Argelia entra en la lista de vigilancia especial de Estados Unidos

La Comisión estadounidense para la Libertad Religiosa Internacional (USCIRF) insta a Washington a incluir al país argelino en la lista de territorios que permiten la violación de libertades y derechos religiosos
Bandera argelina

PHOTO/ARCHIVO  -   Bandera argelina

Un informe emitido por la Comisión de los Estados Unidos para la Libertad Religiosa Internacional (USCIRF) sobre la situación argelina ha puesto en evidencia la represión religiosa sistemática que sufren los fieles de confesiones minoritarias en el país. Por este motivo, el órgano encargado de la redacción del comunicado ha solicitado al gobierno estadounidense que incluya a Argelia a la lista de vigilancia especial (“Special Wacth List” en inglés). Esta lista recoge a todos aquellos países que toleran, de una u otra forma, actividades que violan la libertad religiosa y de culto, así como el derecho a practicar ritos religiosos de su ciudadanía. 

De este modo, el informe ha hecho público el trato de carácter violento y coercitivo que las minorías religiosas han recibido a manos de las autoridades argelinas. Así, estas han llevado a cabo medidas de vigilancia sobre determinados grupos de personas a causa de su identidad religiosa, lo que se inscribe dentro del comportamiento represivo estructural del régimen magrebí. A esto suman además las condenas, cada vez más habituales, por blasfemia y proselitismo, que en la mayor parte de las ocasiones señalan a fieles cristianos, judíos, musulmanes ahmadíes y librepensadores.

Joe Biden
AFP/ MANDEL NGAN  -  Joe Biden, presidente de Estados Unidos

Esta Comisión de los Estados Unidos para la Libertad Religiosa Internacional se presenta, por su parte, como un organismo gubernamental de la administración federal norteamericana, que monitorea y analiza los casos de violación de libertades religiosas cometidas en el extranjero, y que realiza recomendaciones en consecuencia a la administración de Washington.
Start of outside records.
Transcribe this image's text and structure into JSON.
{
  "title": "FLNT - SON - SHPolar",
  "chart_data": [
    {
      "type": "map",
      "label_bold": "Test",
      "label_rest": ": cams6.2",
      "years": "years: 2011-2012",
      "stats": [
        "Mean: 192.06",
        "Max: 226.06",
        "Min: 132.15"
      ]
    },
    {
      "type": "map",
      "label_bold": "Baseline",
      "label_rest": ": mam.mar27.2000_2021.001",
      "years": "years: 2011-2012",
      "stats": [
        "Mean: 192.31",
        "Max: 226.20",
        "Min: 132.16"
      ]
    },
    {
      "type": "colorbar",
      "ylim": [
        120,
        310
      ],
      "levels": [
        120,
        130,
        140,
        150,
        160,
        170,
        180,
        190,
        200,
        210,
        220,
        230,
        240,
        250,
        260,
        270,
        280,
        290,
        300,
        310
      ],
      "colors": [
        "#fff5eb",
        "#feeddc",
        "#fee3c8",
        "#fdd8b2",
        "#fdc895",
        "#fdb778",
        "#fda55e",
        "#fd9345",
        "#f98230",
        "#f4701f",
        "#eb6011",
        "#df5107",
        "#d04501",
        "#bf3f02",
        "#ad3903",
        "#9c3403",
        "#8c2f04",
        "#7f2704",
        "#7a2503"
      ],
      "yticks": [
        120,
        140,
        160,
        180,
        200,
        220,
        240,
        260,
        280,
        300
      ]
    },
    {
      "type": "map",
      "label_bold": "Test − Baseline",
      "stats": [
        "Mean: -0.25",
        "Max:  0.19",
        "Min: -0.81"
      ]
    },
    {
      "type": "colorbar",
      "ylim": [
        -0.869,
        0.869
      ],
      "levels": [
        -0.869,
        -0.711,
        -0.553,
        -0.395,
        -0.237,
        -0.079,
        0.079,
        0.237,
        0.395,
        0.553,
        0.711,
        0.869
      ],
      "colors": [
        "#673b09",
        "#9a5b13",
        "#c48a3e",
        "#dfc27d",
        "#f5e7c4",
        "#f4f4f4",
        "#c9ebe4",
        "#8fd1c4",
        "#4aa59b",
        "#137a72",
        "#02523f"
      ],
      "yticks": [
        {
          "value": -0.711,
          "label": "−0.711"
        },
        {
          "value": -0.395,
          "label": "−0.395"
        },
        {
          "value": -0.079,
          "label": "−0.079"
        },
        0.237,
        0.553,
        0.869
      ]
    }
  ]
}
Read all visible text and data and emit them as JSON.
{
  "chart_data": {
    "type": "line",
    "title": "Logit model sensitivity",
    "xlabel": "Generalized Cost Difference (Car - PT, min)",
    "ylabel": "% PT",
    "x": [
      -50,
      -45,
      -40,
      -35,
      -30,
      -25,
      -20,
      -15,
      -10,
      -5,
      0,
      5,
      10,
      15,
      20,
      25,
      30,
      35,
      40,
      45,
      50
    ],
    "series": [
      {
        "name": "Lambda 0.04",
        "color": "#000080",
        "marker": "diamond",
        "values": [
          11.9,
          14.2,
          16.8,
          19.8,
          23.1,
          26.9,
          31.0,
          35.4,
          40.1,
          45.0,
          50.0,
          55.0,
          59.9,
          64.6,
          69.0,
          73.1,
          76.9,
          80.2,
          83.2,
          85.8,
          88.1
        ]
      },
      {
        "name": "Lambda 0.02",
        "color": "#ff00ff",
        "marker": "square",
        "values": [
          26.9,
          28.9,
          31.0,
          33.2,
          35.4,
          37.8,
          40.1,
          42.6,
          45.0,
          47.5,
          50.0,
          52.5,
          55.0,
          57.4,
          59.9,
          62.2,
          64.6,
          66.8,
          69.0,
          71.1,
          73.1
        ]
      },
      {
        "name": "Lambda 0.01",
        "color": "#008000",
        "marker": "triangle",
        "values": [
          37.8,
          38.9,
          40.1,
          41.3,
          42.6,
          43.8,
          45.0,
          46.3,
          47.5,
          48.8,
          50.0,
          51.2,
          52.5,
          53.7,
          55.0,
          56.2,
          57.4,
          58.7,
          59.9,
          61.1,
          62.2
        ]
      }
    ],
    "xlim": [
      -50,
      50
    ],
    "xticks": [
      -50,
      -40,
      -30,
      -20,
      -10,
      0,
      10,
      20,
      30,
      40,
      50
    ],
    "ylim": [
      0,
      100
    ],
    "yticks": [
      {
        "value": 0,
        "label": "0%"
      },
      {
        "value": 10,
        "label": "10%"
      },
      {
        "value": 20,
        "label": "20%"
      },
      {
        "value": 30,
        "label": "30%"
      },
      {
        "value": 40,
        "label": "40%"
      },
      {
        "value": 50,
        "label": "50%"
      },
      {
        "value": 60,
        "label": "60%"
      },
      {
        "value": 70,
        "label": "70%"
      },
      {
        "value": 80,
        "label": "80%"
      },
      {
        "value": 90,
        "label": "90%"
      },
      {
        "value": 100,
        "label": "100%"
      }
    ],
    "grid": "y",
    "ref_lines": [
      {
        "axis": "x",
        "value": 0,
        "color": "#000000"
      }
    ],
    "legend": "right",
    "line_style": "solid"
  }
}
En los últimos años, Argelia -tradicionalmente de corriente suní malikí- ha manifestado una hostilidad cada vez mayor hacia estas confesiones minoritarias. Por un lado, los fieles cristianos, que representan menos de un 2% de la población argelina y cuya rama mayoritaria es el protestantismo evangélico, han sufrido importantes redadas y visto cerradas, por la fuerza, decenas de iglesias y lugares de culto, entre los que se encuentran las dos iglesias protestantes más grandes del país.

Por otra parte, la rama reformista musulmana ahmadí, con cerca de 2000 creyentes en Argelia, se ha visto empujada a la clandestinidad desde el año 2016, ya que en la práctica son juzgados por reunirse sin autorización. De hecho, son los seguidores de las corrientes del islam que no se ajustan a la sunita malikí los más discriminadas por el gobierno, que a menudo ha sostenido que estos grupos chiítas y ahmadíes no son musulmanes.

Obispo Argelia
AFP/ RYAD KRAMDI  -  Jean-Paul Vesco, obispo dominico francés de la diócesis católica romana de Orán, habla durante una vigilia espiritual en la catedral de Santa María, en Orán, el 7 de diciembre de 2018

La inclusión de Argelia en la lista de países de vigilancia especial por parte del comité del USCIRF pretende ejercer presión sobre gobierno norteafricano para emprender las reformas necesarias de las leyes que limitan la libertad de religión, y que cese, con ello, su violación del derecho internacional. Esta persecución y vulneración de derechos supone, de hecho, una infracción del Pacto Internacional de Derechos Civiles y Políticos adoptado por la Asamblea General de las Naciones Unidas en el año 1966, y al que la República Argelina se adhirió posteriormente, en 1989.

De esta forma, el estado argelino es considerado, del mismo modo que sus homólogos Afganistán, Azerbaiyán, Egipto, Indonesia, Irak, Kazajstán, Malasia, Turquía y Uzbekistán, como uno de los países a los que “la USCIRF recomienda para la SWL” (lista de vigilancia especial por sus siglas en inglés), tal como señala el comunicado de prensa de la comisión. Continúa así el deterioro de la situación diplomática de Argelia, que ha enfrentado en los últimos meses conflictos como la crisis del gas con Rabat y las tensiones con el gobierno francés.